Let $K \subset S^3$ be a slice knot. Then it bounds a smooth embedded disk $D \subset B^4$. Let $S^3_{p/q}(K)$ denote a $3$-manifold obtained by $p/q$-surgery on $K \subset S^3$.
The following theorem is due to Gordon:
Gordon, C. M. (1975). Knots, homology spheres, and contractible 4-manifolds. Topology, 14(2), 151-172.
Theorem: For a slice knot $K \subset S^3$, $S^3_{\pm 1}(K)$ bounds a contractible $4$-manifold.
I wonder that Gordon's theorem can be generalized to $1/n$ surgeries on slice knots for all $n$?
Best Answer
Yes, the generalisation is also true. This must be written somewhere, but I don't know where (any help from other users?), and finding such a statement is often hard.

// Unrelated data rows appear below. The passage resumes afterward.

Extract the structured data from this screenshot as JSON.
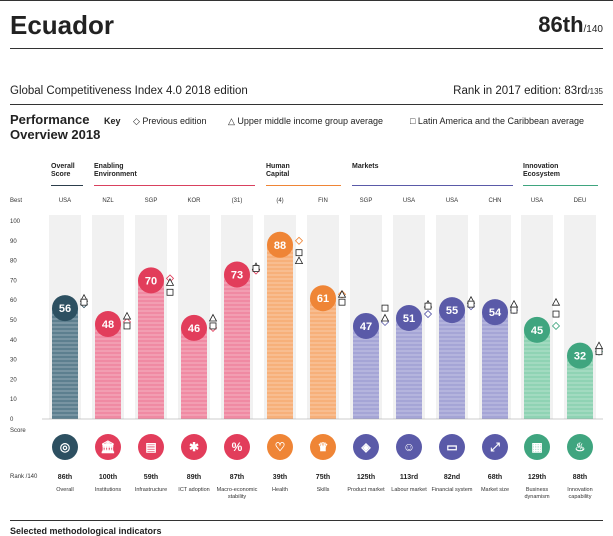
{
  "header": {
    "country": "Ecuador",
    "rank": "86th",
    "rank_total": "/140",
    "edition": "Global Competitiveness Index 4.0 2018 edition",
    "prev_rank_label": "Rank in 2017 edition: 83rd",
    "prev_rank_total": "/135"
  },
  "section": {
    "title_line1": "Performance",
    "title_line2": "Overview 2018",
    "key_label": "Key",
    "key_prev": "◇ Previous edition",
    "key_upper": "△ Upper middle income group average",
    "key_latam": "□ Latin America and the Caribbean average"
  },
  "axis": {
    "best_label": "Best",
    "score_label": "Score",
    "rank_label": "Rank /140",
    "ticks": [
      "100",
      "90",
      "80",
      "70",
      "60",
      "50",
      "40",
      "30",
      "20",
      "10",
      "0"
    ]
  },
  "groups": [
    {
      "name": "Overall\nScore",
      "color": "#2d3e4c"
    },
    {
      "name": "Enabling\nEnvironment",
      "color": "#d9415e"
    },
    {
      "name": "Human\nCapital",
      "color": "#ef8536"
    },
    {
      "name": "Markets",
      "color": "#5a5aa8"
    },
    {
      "name": "Innovation\nEcosystem",
      "color": "#3fa57f"
    }
  ],
  "colors": {
    "overall": "#2d5061",
    "overall_bar": "#5d7f8f",
    "enabling": "#e23d5b",
    "enabling_bar": "#f08aa3",
    "human": "#ef8536",
    "human_bar": "#f7b07a",
    "markets": "#5a5aa8",
    "markets_bar": "#a5a5d6",
    "innovation": "#3fa57f",
    "innovation_bar": "#8fd3b4"
  },
  "chart_data": {
    "type": "bar",
    "ylim": [
      0,
      100
    ],
    "grid": false,
    "categories": [
      "Overall",
      "Institutions",
      "Infrastructure",
      "ICT adoption",
      "Macro-economic stability",
      "Health",
      "Skills",
      "Product market",
      "Labour market",
      "Financial system",
      "Market size",
      "Business dynamism",
      "Innovation capability"
    ],
    "values": [
      56,
      48,
      70,
      46,
      73,
      88,
      61,
      47,
      51,
      55,
      54,
      45,
      32
    ],
    "score_labels": [
      "56",
      "48",
      "70",
      "46",
      "73",
      "88",
      "61",
      "47",
      "51",
      "55",
      "54",
      "45",
      "32"
    ],
    "best": [
      "USA",
      "NZL",
      "SGP",
      "KOR",
      "(31)",
      "(4)",
      "FIN",
      "SGP",
      "USA",
      "USA",
      "CHN",
      "USA",
      "DEU"
    ],
    "ranks": [
      "86th",
      "100th",
      "59th",
      "89th",
      "87th",
      "39th",
      "75th",
      "125th",
      "113rd",
      "82nd",
      "68th",
      "129th",
      "88th"
    ],
    "group_index": [
      0,
      1,
      1,
      1,
      1,
      2,
      2,
      3,
      3,
      3,
      3,
      4,
      4
    ],
    "icons": [
      "target-icon",
      "bank-icon",
      "train-icon",
      "chip-icon",
      "percent-icon",
      "heart-icon",
      "graduate-icon",
      "tag-icon",
      "workers-icon",
      "card-icon",
      "expand-icon",
      "building-icon",
      "bulb-icon"
    ],
    "icon_glyphs": [
      "◎",
      "🏛",
      "▤",
      "✱",
      "%",
      "♡",
      "♛",
      "◈",
      "☺",
      "▭",
      "⤢",
      "▦",
      "♨"
    ],
    "series": [
      {
        "name": "Previous edition",
        "values": [
          58,
          49,
          71,
          46,
          75,
          90,
          63,
          49,
          53,
          57,
          55,
          47,
          34
        ]
      },
      {
        "name": "Upper middle income group average",
        "values": [
          61,
          52,
          69,
          51,
          77,
          80,
          63,
          51,
          58,
          60,
          58,
          59,
          37
        ]
      },
      {
        "name": "Latin America and the Caribbean average",
        "values": [
          59,
          47,
          64,
          47,
          76,
          84,
          59,
          56,
          57,
          58,
          55,
          53,
          34
        ]
      }
    ]
  },
  "footer": {
    "text": "Selected methodological indicators"
  }
}
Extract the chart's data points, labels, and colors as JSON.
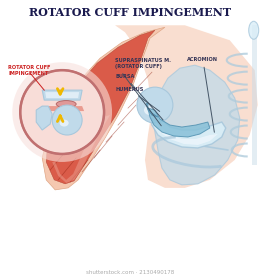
{
  "title": "ROTATOR CUFF IMPINGEMENT",
  "title_color": "#1a1a4e",
  "title_fontsize": 8.0,
  "bg_color": "#ffffff",
  "watermark": "shutterstock.com · 2130490178",
  "labels": {
    "supraspinatus": "SUPRASPINATUS M.\n(ROTATOR CUFF)",
    "bursa": "BURSA",
    "humerus": "HUMERUS",
    "acromion": "ACROMION",
    "rotator_cuff": "ROTATOR CUFF\nIMPINGEMENT"
  },
  "colors": {
    "muscle_red": "#d44030",
    "muscle_mid": "#e07060",
    "muscle_light": "#eaa090",
    "skin_bg": "#f5cdb8",
    "bone_blue": "#a8c8dc",
    "bone_mid": "#c0daea",
    "bone_light": "#daeef8",
    "bone_white": "#eef6fc",
    "circle_fill": "#f8ddd8",
    "circle_edge": "#d09090",
    "arrow_yellow": "#f0b800",
    "line_dark": "#444466",
    "rib_blue": "#b0ccdc",
    "text_dark": "#333355",
    "spine_blue": "#c8dce8"
  }
}
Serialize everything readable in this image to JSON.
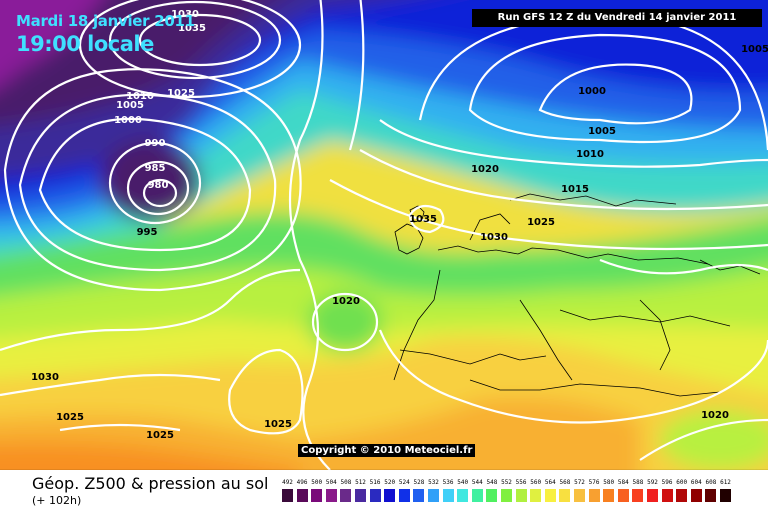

So, here's the idea instead. Turn the surgery into an integral surgery, i.e. do 0-surgery on $K$ and $-n$-surgery on a meridian $L$ of $K$. 4-dimensionally, you're constructing a 4-manifold $X$ by attaching two 2-handles to $B^4$. $X$ contains a 0-sphere (the capped-off slice disc of $K$) and a $-n$-sphere (the capped off meridian disc of $L$) intersecting transversely once. A regular neighbourhood $N$ of the union of these two spheres is a plumbing (by definition) whose boundary is $S^3$ (this is certainly done in Gompf and Stipsicz's book). Now surger out $N$ and replace it with a 4-ball $B$, to get $W$. $W$ is an integral homology ball by excision ($\tilde H_*(W) = H_*(W,B) = H_*(X,N)$) and the long exact sequence of the pair $(X,N)$. The fundamental group hasn't changed with the surgery either: $X\setminus N$ is simply-connected because both $N$, $\partial N$ and $X$ are, and then $W$ is also simply-connected (both steps use Seifert-van Kampen).